O corpo de Jiang Hua amoleceu de repente, e ela caiu sentada no chão.
O guarda que saíra de dentro apareceu com a cabeça baixa, o sangue escorrendo pela testa, e tomou seu lugar de antes.
O que Jiang Hua ainda não entendia?
Por que ainda teria esperança no pai?
Ela já estava um pouco entorpecida. Seu coração parecia coberto por uma tênue névoa; toda aquela dor feroz tornara-se muito distante, muito distante.
Em silêncio, caminhou até o pátio da tia Liu. A tia-ama partira pela manhã e, agora, o crepúsculo já se aproximava; a notícia certamente já correra por todos os pátios.
Quando caíra há pouco, torcera o tornozelo. Ainda conseguia andar, mas devagar.
Meia hora depois, contemplou à frente um mar de cores vivas.
A tia Liu gostava de flores, e logo na esquina ficava seu pequeno pátio.
Sem que Jiang Hua precisasse bater, a lanterna do pequeno pátio foi removida de repente. A criada que a retirava fingiu só então vê-la e disse, com falsa cortesia: “É a terceira senhorita... que inconveniente. Hoje a senhora adoeceu e acabou de tomar remédio e dormir. O médico disse que a doença dela é séria e talvez não melhore nestes dias. A senhorita pode voltar daqui a alguns dias?”
Jiang Hua ouviu, atônita, aquela recusa tão parecida com as outras. No rosto pálido, havia dois olhos vermelhos como sangue. Ela perguntou com a voz trêmula: “Quantos dias?”
A criada parecia até achar que a patroa estava exagerando e, baixando a cabeça, murmurou: “Sete dias.”
Jiang Hua riu de repente, riu enquanto chorava, apertando com força o lenço numa das mãos. Sobre os ossos pálidos, veias finas e azuladas se entrelaçavam, revelando uma fragilidade difícil de descrever.
Xiaochun também tinha os olhos vermelhos e olhava, angustiada, para a senhorita, cuja lucidez já parecia vacilar.
No meio daquele jardim de mil cores, Jiang Hua de repente tossiu sangue.
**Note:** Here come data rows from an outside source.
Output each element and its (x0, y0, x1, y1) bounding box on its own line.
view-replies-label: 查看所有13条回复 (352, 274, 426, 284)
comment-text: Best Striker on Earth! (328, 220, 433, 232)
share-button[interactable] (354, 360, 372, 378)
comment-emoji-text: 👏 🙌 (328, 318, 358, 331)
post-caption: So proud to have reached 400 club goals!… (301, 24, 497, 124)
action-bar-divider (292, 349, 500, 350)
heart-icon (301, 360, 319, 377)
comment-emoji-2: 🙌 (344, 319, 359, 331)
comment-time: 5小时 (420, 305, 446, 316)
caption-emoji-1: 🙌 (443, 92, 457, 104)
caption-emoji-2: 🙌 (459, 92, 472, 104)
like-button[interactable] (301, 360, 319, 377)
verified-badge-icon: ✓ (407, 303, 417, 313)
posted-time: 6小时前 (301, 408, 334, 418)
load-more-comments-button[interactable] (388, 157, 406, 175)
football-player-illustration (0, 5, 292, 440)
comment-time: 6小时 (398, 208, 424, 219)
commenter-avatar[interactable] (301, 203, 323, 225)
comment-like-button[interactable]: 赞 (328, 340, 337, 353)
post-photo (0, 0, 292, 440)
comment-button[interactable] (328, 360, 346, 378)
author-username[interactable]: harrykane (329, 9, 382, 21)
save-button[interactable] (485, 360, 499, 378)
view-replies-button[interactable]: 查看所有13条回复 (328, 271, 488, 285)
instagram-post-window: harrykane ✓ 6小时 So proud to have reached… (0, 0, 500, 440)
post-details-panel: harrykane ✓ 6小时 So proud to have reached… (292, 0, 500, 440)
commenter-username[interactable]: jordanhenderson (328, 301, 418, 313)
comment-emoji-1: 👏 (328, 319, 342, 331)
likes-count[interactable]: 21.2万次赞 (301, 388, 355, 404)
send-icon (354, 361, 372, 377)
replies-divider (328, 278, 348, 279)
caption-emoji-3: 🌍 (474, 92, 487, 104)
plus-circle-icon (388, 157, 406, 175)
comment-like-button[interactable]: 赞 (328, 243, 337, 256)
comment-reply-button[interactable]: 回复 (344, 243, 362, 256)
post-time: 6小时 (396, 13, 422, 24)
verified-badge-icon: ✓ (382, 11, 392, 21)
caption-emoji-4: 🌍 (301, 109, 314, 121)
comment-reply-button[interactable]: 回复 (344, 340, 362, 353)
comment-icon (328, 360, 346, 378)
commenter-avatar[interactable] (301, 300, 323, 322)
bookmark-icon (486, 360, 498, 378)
O corpo lhe faltou força e ela caiu no chão, enquanto filetes vermelhos escorriam do canto dos lábios e se perdiam lentamente na gola da roupa.
Ainda assim, continuou sorrindo, chorando e sorrindo ao mesmo tempo.
Absurdo.
Será que até a tia-ama achava que as pessoas deste mundo eram absurdas demais, e que não conseguia mais suportar, por isso nem ela quisera?
O sul do rio... que sul do rio.
Que neve não é fria do mesmo jeito?
Jiang Hua voltou cambaleando para o próprio pequeno pátio e tomou nos braços a tia-ama, cujo corpo já estava um pouco rígido, alisando com ternura os cabelos dela: “Não tenha medo, tia-ama, não tenha medo. A pequena Hua já cresceu. A pequena Hua consegue fazer. Não vamos mais implorar por eles. Para o enterro, no fim das contas, só precisa de uma tabuleta espiritual e de um caixão. Amanhã, amanhã mesmo, eu vou providenciar para a tia-ama...”
Enquanto falava, tossiu sangue outra vez, mas logo o limpou sozinha com o lenço e o escondeu depressa, murmurando baixinho: “Tia-ama, é falso. O sangue é falso. A pequena Hua está muito bem, muito bem. A tia-ama não precisa se preocupar. Quando... quando eu for ver a neve do sul do rio, a pequena Hua descerá para acompanhar a tia-ama.”